The times on my machine are:

regular_vmap compile 3.4660181999206543
list_vmap compile 18.33980703353882
regular_vmap 0.79718918800354
list_vmap 0.22351880073547364

The unroll has several times longer compile time, but only about a quarter the run time, so if it's going to be run for many iterations the compile time would be worth it. In the case where true and false functions are both light, or can be computed simultaneously on a gpu, it might be worth it to just use vmap, you'd have to experiment.

pablo2909 commented 10 months ago

Thanks a lot, I'm a bit surprised by your results. Your false_fn is very cheap compared to true_fn so I would have expected that vmapping would have been faster than essentially a compiled forloop. I might be missing something.

To adapt it a bit more to my original question, I make true_fn and false_fn both equally costly and replace the list comprehension with a lax.scan. The code looks like this and below it are the performances.

from time import time
import jax
from jax import numpy as jnp, jit

def true_fn(rng_key, x):
    for _ in range(20):
        x = jnp.linalg.qr(x)[0]
        rng_key, subkey = jax.random.split(rng_key)
        y = jax.random.uniform(subkey, (200, 200))
        x = x + y
    return x

def false_fn(rng_key, x):
    for _ in range(20):
        x = jnp.linalg.qr(x)[0]
        rng_key, subkey = jax.random.split(rng_key)
        y = jax.random.uniform(subkey, (200, 200))
        x = x - y
    return x

def main_fn(carry, rng_key_x):
    rng_key, x = rng_key_x
    rng_key, subkey = jax.random.split(rng_key)
    c = jax.random.choice(subkey, 2).astype(bool)
    return carry, jax.lax.cond(
        c,
        true_fn,
        false_fn,
        rng_key,
        x,
    )

@jit
def regular_vmap(rng_key, xs):
    rng_keys = jax.random.split(rng_key, xs.shape[0])
    return jax.vmap(main_fn, in_axes=(None, 0))(None, (rng_keys, xs))[1]

@jit
def unrolled(rng_key, xs):
    rng_keys = jax.random.split(rng_key, xs.shape[0])
    _, x_out = jax.lax.scan( main_fn, None ,(rng_keys, xs))
    return x_out

rng_key = jax.random.PRNGKey(0)
x_in = jax.random.normal(jax.random.PRNGKey(1), (15, 200, 200))

# compile
t = time()
regular_vmap(rng_key, x_in).block_until_ready()
print("regular_vmap compile", time() - t)

t = time()
unrolled(rng_key, x_in).block_until_ready()
print("list_vmap compile", time() - t)

n = 5

x = x_in
t = time()
for _ in range(n):
    rng_key, subkey = jax.random.split(rng_key)
    x = regular_vmap(subkey, x).block_until_ready()
print("regular_vmap", (time() - t) / n)

x = x_in
t = time()
for _ in range(n):
    rng_key, subkey = jax.random.split(rng_key)
    x = unrolled(subkey, x).block_until_ready()
print("list_vmap", (time() - t) / n)
>>> regular_vmap compile 7.062215089797974
>>> list_vmap compile 4.893687963485718
>>> regular_vmap 2.9101763725280763
>>> list_vmap 1.1428837776184082
evanatyourservice commented 10 months ago

Scanning over the inputs is a good idea, I think that was mentioned before in a similar issue, it sacrifices a bit of runtime for faster compile (you could of course also do this for the qr for loop)

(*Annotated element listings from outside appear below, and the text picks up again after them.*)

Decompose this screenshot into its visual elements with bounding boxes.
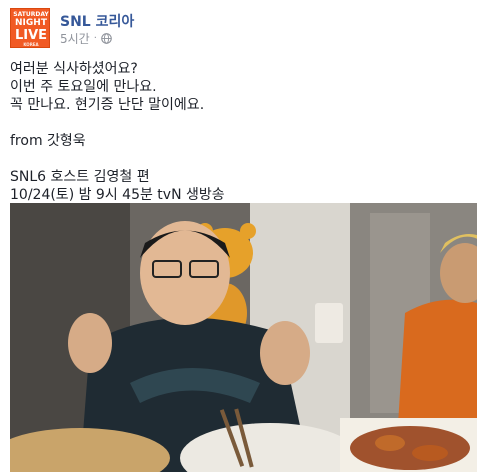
video-frame <box>10 203 477 472</box>
logo-line3: LIVE <box>14 28 48 43</box>
snl-logo: SATURDAY NIGHT LIVE KOREA <box>13 12 49 47</box>
logo-line2: NIGHT <box>15 18 47 28</box>
post-header: SATURDAY NIGHT LIVE KOREA SNL 코리아 5시간 · <box>10 8 470 50</box>
globe-icon[interactable] <box>101 33 112 44</box>
paragraph-schedule: SNL6 호스트 김영철 편 10/24(토) 밤 9시 45분 tvN 생방송 <box>10 168 475 204</box>
post-text: 여러분 식사하셨어요? 이번 주 토요일에 만나요. 꼭 만나요. 현기증 난단… <box>10 60 475 222</box>
timestamp-link[interactable]: 5시간 <box>60 30 90 47</box>
separator-dot: · <box>93 33 97 44</box>
paragraph-greeting: 여러분 식사하셨어요? 이번 주 토요일에 만나요. 꼭 만나요. 현기증 난단… <box>10 60 475 114</box>
text-line: 꼭 만나요. 현기증 난단 말이에요. <box>10 97 205 113</box>
text-line: from 갓형욱 <box>10 133 86 149</box>
text-line: SNL6 호스트 김영철 편 <box>10 169 150 185</box>
logo-line4: KOREA <box>23 42 39 47</box>
text-line: 10/24(토) 밤 9시 45분 tvN 생방송 <box>10 187 225 203</box>
post-meta: 5시간 · <box>60 30 112 47</box>
paragraph-credit: from 갓형욱 <box>10 132 475 150</box>
food-plate-right <box>350 426 470 470</box>
page-name-link[interactable]: SNL 코리아 <box>60 11 134 31</box>
page-avatar[interactable]: SATURDAY NIGHT LIVE KOREA <box>10 8 50 48</box>
video-player[interactable] <box>10 203 477 472</box>
text-line: 여러분 식사하셨어요? <box>10 61 138 77</box>
text-line: 이번 주 토요일에 만나요. <box>10 79 157 95</box>
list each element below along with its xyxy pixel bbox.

Edit: Actually after testing this setup the scan-over-batch version runs faster than the unroll!

evanatyourservice commented 9 months ago

Unfortunately unrolling using scan or list comprehension only seems to consistently improve performance on cpu, not gpu or tpu, unless the batch size is very small and the branches are wildly unequal in compute. So I don't think there's a good solution to this problem without batched cond through XLA :(

pablo2909 commented 9 months ago

I've been observing the same on gpu :/

evanatyourservice commented 9 months ago

I'm not familiar with triton at all but maybe there's a way to batch cond through pallas. I don't have enough of a need to look that deep into it though 😁

kerupp commented 7 months ago

Hello, I just want to voice my support for having a "batchable cond". It would be very usefull to have for our models!

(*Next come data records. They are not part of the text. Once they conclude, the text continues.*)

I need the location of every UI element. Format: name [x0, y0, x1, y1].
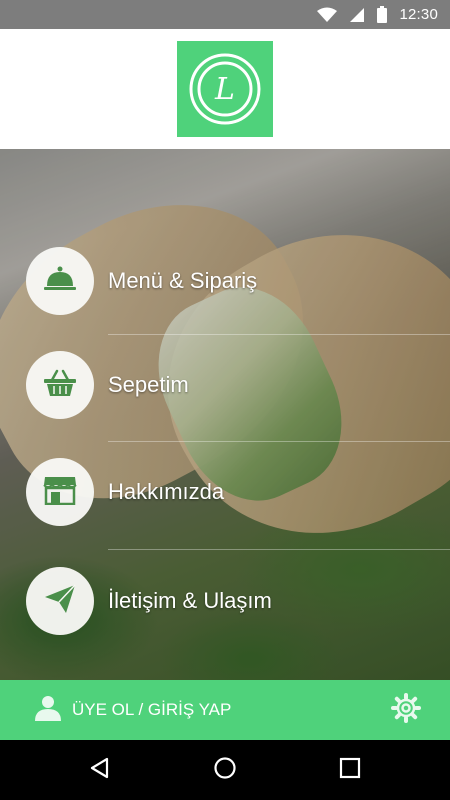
menu-item-label: Sepetim: [108, 372, 189, 397]
system-nav-bar: [0, 740, 450, 800]
battery-icon: [377, 6, 388, 23]
logo-emblem: L: [189, 53, 261, 125]
home-button[interactable]: [207, 752, 243, 788]
menu-divider: [108, 549, 450, 550]
menu-item-label: Menü & Sipariş: [108, 268, 258, 293]
recents-icon: [339, 757, 361, 784]
home-icon: [213, 756, 237, 785]
menu-item-cart[interactable]: Sepetim: [0, 345, 450, 425]
menu-item-icon-circle: [26, 247, 94, 315]
status-bar: 12:30: [0, 0, 450, 29]
recents-button[interactable]: [332, 752, 368, 788]
signal-icon: [349, 7, 365, 23]
basket-icon: [43, 369, 77, 402]
menu-divider: [108, 441, 450, 442]
login-register-label: ÜYE OL / GİRİŞ YAP: [72, 700, 232, 719]
back-button[interactable]: [82, 752, 118, 788]
menu-item-about[interactable]: Hakkımızda: [0, 452, 450, 532]
bottom-bar: ÜYE OL / GİRİŞ YAP: [0, 680, 450, 740]
menu-item-icon-circle: [26, 351, 94, 419]
logo-letter: L: [214, 72, 235, 107]
back-icon: [88, 756, 112, 785]
settings-button[interactable]: [390, 692, 422, 728]
menu-item-order[interactable]: Menü & Sipariş: [0, 241, 450, 321]
cloche-icon: [44, 266, 76, 297]
menu-item-contact[interactable]: İletişim & Ulaşım: [0, 561, 450, 641]
paper-plane-icon: [44, 583, 76, 619]
menu-divider: [108, 334, 450, 335]
store-icon: [43, 475, 77, 510]
status-time: 12:30: [399, 6, 438, 23]
gear-icon: [391, 692, 421, 728]
menu-item-label: Hakkımızda: [108, 479, 225, 504]
wifi-icon: [317, 7, 338, 23]
menu-item-icon-circle: [26, 458, 94, 526]
user-icon: [34, 694, 62, 727]
menu-item-icon-circle: [26, 567, 94, 635]
hero-food-image: Menü & Sipariş Sepetim Hakkımızda İletiş…: [0, 149, 450, 680]
main-menu: Menü & Sipariş Sepetim Hakkımızda İletiş…: [0, 149, 450, 680]
login-register-button[interactable]: ÜYE OL / GİRİŞ YAP: [34, 680, 231, 740]
app-logo: L: [177, 41, 273, 137]
menu-item-label: İletişim & Ulaşım: [108, 588, 272, 613]
app-screen: 12:30 L Menü & Sipariş Sepetim Hakkımızd…: [0, 0, 450, 800]
app-header: L: [0, 29, 450, 149]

nmonette commented 2 months ago

I have had the same issue as @minqi here. Just wanted to express that this is still an issue that people deal with

inversecrime commented 3 weeks ago

Because this hasn't been mentioned yet:

As far as I know, using vmap and while_loop can cause similar problems, since a batched while loop executes the loop body for every batch item until all batch items satisfy the termination condition (see https://github.com/google/jax/discussions/15954). For computationally expensive loop body functions, it might be faster to use a for loop over all batch items instead.

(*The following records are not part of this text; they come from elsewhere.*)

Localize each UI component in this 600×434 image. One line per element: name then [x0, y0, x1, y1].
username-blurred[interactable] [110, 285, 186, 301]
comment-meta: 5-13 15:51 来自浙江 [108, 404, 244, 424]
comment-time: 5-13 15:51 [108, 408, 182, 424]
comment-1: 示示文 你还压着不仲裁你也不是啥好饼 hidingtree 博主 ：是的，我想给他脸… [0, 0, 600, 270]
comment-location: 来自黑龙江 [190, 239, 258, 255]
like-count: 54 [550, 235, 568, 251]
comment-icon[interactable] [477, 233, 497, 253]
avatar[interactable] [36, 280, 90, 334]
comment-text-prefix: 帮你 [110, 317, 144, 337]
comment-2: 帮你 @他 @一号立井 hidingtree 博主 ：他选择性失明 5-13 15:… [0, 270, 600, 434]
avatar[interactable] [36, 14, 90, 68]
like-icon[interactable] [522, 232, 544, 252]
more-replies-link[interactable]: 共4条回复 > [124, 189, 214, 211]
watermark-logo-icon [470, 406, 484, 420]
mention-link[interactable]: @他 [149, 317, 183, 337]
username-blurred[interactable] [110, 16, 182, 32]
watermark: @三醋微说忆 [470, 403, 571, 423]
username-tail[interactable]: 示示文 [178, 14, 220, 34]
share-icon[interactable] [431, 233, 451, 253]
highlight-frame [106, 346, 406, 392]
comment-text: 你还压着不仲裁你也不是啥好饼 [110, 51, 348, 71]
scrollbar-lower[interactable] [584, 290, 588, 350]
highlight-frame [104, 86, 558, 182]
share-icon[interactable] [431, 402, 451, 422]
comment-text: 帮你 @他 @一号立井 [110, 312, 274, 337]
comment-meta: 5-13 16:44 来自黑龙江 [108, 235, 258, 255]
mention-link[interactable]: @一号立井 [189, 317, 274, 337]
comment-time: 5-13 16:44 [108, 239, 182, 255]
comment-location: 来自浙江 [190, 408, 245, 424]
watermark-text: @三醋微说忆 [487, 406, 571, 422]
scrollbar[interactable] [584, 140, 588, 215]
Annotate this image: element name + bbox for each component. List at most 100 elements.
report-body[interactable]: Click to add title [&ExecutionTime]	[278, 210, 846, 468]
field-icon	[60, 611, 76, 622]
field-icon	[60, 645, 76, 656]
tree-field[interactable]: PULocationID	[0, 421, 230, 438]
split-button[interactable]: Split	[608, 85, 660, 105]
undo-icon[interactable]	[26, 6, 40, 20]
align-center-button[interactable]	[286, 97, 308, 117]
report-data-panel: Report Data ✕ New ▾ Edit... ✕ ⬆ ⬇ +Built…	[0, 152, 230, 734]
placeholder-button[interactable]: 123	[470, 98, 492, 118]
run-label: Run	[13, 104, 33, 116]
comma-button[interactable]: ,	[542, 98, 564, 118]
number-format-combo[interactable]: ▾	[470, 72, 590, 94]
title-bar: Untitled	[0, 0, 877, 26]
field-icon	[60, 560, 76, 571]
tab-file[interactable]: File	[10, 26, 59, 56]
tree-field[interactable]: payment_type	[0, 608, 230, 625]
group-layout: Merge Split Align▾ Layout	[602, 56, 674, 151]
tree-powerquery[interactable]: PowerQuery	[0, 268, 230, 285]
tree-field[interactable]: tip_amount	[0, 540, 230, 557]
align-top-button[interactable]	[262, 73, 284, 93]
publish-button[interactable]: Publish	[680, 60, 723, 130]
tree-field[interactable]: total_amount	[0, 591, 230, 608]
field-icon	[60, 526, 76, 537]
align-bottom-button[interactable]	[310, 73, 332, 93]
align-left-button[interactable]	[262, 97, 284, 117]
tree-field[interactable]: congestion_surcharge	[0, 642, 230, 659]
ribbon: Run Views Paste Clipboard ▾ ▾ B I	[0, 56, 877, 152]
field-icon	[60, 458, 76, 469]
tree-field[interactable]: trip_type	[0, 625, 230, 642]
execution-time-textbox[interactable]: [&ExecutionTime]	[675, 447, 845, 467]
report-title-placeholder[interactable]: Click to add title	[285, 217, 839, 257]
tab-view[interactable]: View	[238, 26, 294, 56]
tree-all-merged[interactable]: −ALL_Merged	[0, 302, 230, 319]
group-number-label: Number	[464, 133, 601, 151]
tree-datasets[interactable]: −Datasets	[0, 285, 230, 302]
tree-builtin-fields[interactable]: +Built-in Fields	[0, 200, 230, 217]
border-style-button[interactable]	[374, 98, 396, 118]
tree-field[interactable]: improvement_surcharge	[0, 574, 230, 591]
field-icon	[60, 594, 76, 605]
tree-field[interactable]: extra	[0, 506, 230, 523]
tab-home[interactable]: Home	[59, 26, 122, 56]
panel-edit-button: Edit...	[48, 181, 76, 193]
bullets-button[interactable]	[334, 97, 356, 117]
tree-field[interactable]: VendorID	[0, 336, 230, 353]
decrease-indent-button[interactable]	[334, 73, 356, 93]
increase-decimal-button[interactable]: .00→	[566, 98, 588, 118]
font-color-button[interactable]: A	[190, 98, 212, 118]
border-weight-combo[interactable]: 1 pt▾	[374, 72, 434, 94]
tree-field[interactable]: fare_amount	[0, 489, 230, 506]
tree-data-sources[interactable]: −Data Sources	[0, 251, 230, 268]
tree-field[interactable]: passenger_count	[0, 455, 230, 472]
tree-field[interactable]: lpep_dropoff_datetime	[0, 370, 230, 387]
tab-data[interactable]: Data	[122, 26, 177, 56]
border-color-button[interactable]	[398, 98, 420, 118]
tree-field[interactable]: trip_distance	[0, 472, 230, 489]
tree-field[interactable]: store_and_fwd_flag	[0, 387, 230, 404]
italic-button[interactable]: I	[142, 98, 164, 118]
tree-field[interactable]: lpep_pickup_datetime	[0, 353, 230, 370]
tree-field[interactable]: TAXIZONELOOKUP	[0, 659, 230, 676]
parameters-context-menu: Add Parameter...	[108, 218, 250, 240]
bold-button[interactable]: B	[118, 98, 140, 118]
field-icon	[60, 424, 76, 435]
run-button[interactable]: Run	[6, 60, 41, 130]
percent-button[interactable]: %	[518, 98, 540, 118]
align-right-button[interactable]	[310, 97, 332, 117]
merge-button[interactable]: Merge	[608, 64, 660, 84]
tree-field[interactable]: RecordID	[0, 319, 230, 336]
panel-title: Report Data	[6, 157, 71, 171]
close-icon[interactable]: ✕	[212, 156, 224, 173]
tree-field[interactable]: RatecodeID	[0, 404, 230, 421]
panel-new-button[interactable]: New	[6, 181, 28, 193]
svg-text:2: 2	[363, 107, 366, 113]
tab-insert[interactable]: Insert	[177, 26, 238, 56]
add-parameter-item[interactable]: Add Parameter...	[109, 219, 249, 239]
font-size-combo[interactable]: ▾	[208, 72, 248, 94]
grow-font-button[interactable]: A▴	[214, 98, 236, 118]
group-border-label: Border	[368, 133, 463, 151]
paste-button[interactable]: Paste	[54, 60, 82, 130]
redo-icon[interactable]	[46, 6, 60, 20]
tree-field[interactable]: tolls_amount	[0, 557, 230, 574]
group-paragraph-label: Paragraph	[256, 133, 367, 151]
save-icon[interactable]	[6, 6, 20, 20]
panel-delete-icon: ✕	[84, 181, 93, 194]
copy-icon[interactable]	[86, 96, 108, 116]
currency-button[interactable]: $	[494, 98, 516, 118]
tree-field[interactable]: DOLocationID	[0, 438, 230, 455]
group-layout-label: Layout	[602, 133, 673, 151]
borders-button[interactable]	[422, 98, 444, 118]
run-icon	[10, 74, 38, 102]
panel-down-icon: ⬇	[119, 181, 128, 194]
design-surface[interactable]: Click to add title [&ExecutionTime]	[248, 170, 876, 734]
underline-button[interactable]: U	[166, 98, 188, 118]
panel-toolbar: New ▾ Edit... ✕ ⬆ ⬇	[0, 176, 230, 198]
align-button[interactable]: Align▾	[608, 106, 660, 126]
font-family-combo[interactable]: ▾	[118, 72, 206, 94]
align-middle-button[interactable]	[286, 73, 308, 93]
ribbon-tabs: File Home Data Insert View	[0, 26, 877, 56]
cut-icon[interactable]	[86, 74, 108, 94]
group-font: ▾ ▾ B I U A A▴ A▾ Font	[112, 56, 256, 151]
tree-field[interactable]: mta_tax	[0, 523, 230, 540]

Regarding the cond discussion:

It would be nice to have the option to disable vmap completely, i.e. raise an Exception when jax tries to convert a vmap cond to a select. This could make debugging a lot easier (i.e. "where does this huge memory usage come from?" etc). It seems to me that most users here agree that the conversion of vmap cond to select is not wanted or even expected.

inversecrime commented 3 weeks ago

It might be worth mentioning that it is possible to use jax.custom_batching.sequential_vmap.

evanatyourservice commented 3 weeks ago

@inversecrime would sequential_vmap be similar to unrolling the batch using a for loop?

froystig commented 3 weeks ago

@inversecrime would sequential_vmap be similar to unrolling the batch using a for loop?

It generates a jax.lax.map, which bottoms out in a (rolled) XLA loop.

guyuntian commented 2 weeks ago

I tried using jax.lax.map + jax.lax.cond in my program, but it appears to be significantly slower than jax.vmap + jax.numpy.where on an NVIDIA GeForce RTX 3090. I want to express my support for the "batch cond" feature mentioned by others, as it would be highly valuable for my current work!

froystig commented 2 weeks ago

Indeed, it all depends on the program (ignoring possible compiler rewrites), i.e. what's being computed within each branch. The two approaches trade off total compute vs. parallelism.

For similar reasons, there are many possible implementations of "batched cond," all along this tradeoff curve.